EFS uses DPAPI, not the other way around. And Administrator can't read your key just like that.
Before forgetting about DPAPI, I would consider the alternatives. If you encrypt the file yourself,
You must select a strong algorithm and implement it well.
You will need a key. Where will it be ?
You will store the key in a file somewhere on your drive.
That key is sensitive, obviously, you will want to encrypt it
Goto 1
DPAPI does 1 to 3 well. 4 and 5 are moot. If a Windows password is not enough to protect data, ask yourself why it is enough to CRUD that data in the first place.
For better security, you can consider not saving the data but a (salted) hash of it, if possible. It makes your data write only, though. For example, if you want to verify a customer license number :
Save a salted hash value of it
Run the same hash on the salted license number you want to verify,
Compare the two.

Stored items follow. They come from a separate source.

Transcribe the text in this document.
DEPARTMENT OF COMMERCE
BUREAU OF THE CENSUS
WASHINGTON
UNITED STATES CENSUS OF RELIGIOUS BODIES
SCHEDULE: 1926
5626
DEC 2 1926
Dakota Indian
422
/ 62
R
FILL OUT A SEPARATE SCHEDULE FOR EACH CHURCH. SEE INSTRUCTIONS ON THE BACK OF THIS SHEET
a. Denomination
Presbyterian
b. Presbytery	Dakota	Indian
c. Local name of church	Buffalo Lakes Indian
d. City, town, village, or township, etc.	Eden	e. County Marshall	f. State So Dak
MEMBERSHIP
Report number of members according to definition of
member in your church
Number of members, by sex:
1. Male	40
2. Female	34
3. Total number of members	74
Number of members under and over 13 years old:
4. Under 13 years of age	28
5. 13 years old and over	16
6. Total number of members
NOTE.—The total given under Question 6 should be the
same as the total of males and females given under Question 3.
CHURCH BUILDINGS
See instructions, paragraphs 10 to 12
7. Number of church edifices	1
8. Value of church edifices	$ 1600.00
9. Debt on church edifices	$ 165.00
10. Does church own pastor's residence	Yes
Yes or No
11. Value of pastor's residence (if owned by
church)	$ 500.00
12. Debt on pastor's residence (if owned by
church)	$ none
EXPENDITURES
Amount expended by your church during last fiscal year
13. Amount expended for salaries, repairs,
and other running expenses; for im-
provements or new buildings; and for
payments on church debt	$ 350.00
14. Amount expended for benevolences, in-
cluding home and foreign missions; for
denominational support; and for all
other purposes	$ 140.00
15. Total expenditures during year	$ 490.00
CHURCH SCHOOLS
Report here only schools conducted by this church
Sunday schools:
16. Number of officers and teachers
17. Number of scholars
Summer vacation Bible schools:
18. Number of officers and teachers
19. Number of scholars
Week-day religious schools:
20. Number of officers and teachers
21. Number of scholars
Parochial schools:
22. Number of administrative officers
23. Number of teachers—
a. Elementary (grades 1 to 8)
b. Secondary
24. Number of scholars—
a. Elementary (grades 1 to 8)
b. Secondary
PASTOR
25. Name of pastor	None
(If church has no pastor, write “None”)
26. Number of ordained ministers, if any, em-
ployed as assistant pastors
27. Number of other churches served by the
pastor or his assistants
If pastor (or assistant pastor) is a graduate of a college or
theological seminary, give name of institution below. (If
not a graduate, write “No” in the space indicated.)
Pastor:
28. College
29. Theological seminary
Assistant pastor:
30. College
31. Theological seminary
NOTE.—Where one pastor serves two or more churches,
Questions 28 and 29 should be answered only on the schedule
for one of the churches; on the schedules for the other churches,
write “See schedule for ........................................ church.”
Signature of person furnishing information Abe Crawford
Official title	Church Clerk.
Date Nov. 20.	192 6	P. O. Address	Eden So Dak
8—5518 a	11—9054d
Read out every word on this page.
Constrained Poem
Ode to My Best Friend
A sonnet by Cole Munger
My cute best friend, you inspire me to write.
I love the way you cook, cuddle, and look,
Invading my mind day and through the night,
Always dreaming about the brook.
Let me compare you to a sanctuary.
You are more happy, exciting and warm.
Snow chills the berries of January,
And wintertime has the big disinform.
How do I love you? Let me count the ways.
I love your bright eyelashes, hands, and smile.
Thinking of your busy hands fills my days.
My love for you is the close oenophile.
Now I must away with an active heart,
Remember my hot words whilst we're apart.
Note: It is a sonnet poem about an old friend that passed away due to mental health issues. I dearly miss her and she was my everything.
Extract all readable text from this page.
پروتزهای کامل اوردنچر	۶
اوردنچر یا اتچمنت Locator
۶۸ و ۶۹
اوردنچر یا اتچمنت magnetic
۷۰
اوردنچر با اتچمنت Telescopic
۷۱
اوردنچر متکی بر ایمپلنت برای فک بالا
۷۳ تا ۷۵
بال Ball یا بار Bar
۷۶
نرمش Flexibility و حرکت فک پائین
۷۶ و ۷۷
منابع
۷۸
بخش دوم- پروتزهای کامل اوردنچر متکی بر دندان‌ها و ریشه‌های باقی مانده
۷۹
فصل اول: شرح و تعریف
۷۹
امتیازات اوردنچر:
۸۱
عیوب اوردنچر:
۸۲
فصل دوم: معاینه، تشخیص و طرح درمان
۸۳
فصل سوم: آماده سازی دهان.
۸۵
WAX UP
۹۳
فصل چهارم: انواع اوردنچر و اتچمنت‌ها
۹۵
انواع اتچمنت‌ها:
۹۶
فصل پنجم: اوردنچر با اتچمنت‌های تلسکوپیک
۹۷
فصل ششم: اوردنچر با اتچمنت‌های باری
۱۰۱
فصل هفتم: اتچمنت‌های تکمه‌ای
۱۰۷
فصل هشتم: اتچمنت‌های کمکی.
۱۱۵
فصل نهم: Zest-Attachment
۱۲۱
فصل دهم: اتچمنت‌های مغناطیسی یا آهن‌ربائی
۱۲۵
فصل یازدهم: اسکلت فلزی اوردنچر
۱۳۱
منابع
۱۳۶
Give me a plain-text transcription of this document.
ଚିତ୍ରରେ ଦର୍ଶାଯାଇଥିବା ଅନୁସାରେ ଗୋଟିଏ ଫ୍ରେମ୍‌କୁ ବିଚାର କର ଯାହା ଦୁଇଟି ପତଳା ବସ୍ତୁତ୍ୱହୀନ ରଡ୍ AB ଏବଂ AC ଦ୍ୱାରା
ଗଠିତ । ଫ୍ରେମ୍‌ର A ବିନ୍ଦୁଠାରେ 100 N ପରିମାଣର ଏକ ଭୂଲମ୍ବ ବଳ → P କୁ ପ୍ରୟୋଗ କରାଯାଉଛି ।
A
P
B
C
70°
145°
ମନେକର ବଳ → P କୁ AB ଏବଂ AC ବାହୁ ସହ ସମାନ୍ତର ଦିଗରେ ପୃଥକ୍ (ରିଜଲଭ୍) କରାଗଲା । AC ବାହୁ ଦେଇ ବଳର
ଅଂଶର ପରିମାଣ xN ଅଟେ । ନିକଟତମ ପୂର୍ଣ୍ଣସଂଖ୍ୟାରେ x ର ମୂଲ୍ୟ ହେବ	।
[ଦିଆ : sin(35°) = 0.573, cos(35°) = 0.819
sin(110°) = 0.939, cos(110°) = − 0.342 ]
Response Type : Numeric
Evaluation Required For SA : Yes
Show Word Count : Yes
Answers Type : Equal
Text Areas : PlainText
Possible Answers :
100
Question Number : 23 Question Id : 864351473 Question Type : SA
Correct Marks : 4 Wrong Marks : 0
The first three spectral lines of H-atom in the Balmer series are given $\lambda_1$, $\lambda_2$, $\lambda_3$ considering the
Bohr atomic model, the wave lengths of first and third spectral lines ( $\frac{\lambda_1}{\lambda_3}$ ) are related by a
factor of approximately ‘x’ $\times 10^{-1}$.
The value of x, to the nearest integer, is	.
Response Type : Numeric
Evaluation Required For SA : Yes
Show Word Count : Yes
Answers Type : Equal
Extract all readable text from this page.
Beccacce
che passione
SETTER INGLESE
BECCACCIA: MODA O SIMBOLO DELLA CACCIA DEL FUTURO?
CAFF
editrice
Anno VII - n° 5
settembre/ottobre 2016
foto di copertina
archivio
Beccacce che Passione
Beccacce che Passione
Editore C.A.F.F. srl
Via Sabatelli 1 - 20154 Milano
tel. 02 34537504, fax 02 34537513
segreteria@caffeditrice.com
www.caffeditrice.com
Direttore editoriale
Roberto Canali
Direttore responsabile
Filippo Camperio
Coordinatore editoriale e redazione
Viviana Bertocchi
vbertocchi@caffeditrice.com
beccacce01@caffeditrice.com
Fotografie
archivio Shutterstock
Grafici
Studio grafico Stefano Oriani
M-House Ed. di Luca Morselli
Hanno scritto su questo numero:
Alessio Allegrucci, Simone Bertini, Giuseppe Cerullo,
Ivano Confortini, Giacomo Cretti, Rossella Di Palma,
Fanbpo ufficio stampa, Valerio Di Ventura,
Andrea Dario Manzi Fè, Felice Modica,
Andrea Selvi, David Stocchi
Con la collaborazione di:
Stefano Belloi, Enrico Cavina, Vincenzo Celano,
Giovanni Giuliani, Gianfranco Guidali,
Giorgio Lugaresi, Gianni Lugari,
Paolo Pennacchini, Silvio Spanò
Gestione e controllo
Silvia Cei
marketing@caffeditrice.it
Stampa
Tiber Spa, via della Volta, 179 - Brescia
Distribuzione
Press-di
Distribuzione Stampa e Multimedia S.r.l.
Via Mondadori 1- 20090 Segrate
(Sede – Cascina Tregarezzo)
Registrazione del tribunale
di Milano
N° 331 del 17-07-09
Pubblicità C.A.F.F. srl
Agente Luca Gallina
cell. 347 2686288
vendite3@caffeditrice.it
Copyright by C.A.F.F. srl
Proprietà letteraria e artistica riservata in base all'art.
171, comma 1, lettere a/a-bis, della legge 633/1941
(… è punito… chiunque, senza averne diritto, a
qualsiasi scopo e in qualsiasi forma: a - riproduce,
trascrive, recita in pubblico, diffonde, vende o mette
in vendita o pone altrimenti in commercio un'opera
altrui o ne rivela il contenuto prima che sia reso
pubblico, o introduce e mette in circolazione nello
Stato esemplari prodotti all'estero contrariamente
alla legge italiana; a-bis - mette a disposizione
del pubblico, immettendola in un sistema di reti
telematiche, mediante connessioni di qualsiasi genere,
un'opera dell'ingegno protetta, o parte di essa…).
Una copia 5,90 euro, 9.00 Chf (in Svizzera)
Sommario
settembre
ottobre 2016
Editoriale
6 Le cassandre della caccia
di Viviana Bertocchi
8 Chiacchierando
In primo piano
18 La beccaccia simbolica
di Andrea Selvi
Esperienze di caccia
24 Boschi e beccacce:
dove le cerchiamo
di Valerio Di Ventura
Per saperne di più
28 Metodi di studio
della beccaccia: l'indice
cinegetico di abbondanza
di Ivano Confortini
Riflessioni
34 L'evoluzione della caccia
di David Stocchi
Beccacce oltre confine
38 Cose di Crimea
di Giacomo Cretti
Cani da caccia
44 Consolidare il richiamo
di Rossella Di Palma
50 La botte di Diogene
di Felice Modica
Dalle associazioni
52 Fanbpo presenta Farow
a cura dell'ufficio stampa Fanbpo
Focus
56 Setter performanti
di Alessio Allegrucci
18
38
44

It they match, the license is valid.
If you must read back encrypted data and a locally encrypted key is not enough, consider encrypting your application key (step 2 above) with a private key stored on a smart card.
Either way, remember that things happens. You always need a backup key somewhere.
See this article on DPAPI Security. Basically, it is as secure as your Windows password -- if your password is reset by an administrator, the decryption key will be lost. The major attack vectors you'll need to look at are:
Password disclosure: "shoulder surfing", sticky notes, etc.
Capture of the computer's accounts database and the use of a password cracker
Online attack by "drive-by download", removable media AutoPlay, etc.
Capture of a password reset disk, if you've made one
Physical installation of a key-logging device or other "bug"
DPAPI can be used both with and without optional entropy. There are only two ways DPAPI blobs without optional entropy can be compromised:
A domain admin can directly retrieve anyone's history of DPAPI master keys at any time. Nothing else is required. These can be used to decrypt all blobs. Local administrators cannot do this.
The user's Windows credentials are compromised.
If you use optional entropy then the data cannot be decrypted by anyone who doesnt know the value. The entropy may be derived from a password required to launch the application etc. Without the value, the data is lost forever.
EFS works differently. The user's key is protected using DPAPI for his profile, but the decryption key for the file itself is additionally directly encrypted with the administrator's public key as well. Therefore a domain admin can access the files.